TRIBUNE FILE PHOTO - Oregon Congressman Earl Blumenauer helped form the first Congressional Cannabis Caucus on Thursday, Feb. 16.Oregon Congressman Earl Blumenauer joined fellow congressmen from Alaska, California and Colorado Thursday, Feb. 16, to create the first Congressional Cannabis Caucus.

Blumenauer, a Portland Democrat representing the 3rd Congressional District, is the co-chairman of the caucus with U.S. Reps. Dana Rohrabacher of California, Jared Polis of Colorado and Don Young of Alaska. They sent letters Thursday inviting members of the U.S. House to join the caucus, which will provide a forum for representatives to "discuss, learn and work together to establish a better and more rational approach to federal cannabis policy.

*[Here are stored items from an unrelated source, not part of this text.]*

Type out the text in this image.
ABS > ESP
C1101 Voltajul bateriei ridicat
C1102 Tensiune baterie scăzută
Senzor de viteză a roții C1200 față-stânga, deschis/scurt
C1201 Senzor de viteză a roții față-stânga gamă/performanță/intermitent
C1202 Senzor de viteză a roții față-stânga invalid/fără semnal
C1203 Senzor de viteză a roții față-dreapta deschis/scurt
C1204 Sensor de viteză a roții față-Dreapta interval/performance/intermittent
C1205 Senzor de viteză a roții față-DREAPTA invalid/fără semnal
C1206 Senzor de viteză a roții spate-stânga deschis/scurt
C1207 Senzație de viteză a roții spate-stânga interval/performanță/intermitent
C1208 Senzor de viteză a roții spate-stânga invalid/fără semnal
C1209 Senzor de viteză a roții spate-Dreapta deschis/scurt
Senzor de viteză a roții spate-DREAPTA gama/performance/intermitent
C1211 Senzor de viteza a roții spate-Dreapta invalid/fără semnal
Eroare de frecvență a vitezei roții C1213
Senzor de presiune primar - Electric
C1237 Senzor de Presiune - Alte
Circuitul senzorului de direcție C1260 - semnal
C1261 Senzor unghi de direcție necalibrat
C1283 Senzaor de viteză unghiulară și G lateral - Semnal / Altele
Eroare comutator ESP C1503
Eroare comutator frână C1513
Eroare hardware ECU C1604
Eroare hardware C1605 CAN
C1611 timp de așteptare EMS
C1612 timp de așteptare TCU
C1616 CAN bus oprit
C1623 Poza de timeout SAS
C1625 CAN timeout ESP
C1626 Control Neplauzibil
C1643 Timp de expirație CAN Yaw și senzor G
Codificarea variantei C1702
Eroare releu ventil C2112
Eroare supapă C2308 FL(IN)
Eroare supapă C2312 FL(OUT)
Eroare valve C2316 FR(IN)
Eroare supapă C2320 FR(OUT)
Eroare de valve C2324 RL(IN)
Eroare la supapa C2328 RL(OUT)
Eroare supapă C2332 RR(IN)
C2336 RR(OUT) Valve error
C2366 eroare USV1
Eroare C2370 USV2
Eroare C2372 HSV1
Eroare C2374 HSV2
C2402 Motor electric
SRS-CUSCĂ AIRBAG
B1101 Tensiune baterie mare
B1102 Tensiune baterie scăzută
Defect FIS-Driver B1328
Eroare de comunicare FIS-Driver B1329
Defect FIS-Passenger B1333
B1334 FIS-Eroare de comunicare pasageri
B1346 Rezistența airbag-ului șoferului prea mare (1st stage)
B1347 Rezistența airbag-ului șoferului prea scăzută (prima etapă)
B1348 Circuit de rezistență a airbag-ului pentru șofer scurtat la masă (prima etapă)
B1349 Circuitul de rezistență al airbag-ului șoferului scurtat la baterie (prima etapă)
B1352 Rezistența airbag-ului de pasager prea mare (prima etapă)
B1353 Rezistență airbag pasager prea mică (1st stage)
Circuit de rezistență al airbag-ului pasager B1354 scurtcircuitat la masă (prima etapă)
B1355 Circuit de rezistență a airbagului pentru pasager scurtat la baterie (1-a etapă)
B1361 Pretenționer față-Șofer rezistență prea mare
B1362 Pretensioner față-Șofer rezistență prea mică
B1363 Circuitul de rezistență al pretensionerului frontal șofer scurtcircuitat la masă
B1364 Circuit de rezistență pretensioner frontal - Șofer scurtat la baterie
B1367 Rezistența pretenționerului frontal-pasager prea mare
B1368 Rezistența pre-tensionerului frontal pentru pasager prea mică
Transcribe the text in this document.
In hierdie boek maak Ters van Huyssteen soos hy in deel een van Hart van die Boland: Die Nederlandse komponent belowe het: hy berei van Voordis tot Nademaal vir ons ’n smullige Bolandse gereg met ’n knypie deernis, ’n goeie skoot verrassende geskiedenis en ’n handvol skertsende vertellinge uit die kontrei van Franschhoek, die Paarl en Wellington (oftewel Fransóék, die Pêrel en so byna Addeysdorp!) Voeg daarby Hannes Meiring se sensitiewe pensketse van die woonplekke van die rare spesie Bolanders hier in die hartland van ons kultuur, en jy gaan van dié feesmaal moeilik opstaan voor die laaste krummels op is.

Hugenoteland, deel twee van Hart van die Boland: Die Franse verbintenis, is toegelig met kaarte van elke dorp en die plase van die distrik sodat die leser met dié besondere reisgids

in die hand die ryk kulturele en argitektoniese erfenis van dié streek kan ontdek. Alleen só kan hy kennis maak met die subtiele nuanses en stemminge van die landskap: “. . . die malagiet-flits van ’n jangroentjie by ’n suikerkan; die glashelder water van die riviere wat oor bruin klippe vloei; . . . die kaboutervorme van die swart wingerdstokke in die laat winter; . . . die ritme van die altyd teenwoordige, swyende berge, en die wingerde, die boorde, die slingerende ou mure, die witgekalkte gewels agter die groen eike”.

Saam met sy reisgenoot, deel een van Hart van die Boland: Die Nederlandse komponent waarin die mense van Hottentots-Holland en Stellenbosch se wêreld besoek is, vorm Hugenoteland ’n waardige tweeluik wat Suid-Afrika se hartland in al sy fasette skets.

"The prohibition of cannabis has been a failure, and Americans across our nation are demanding a more sensible approach," said Blumenauer. "Following the November election, federal laws are now out of step with 44 states. The time is now to come together and bring the federal government in line with the will of the American people."



Recreational marijuana is legal in Oregon, Washington, Colorado, Alaska, California, Nevada, Maine and Massachusetts. In 18 others states, medical marijuana is legal. Federal laws still classify marijuana as a controlled substance, setting up conflicts with laws in the states. Federal banking rules also make it difficult for marijuana businesses to handle their earnings.

Anthony Johnson of Portland, New Approach Oregon director, said he hoped the new caucus could help "lead the way for important federal legislation, including, tax and banking reform, easing federal research restrictions, allowing military veterans to utilize medical cannabis and respecting states' rights to form their own marijuana laws."

"The Congressional Cannabis Caucus will be an important ally, not just in passing future marijuana law reforms, but also in preventing the federal government from trampling the will of the voters," Johnson said in a statement.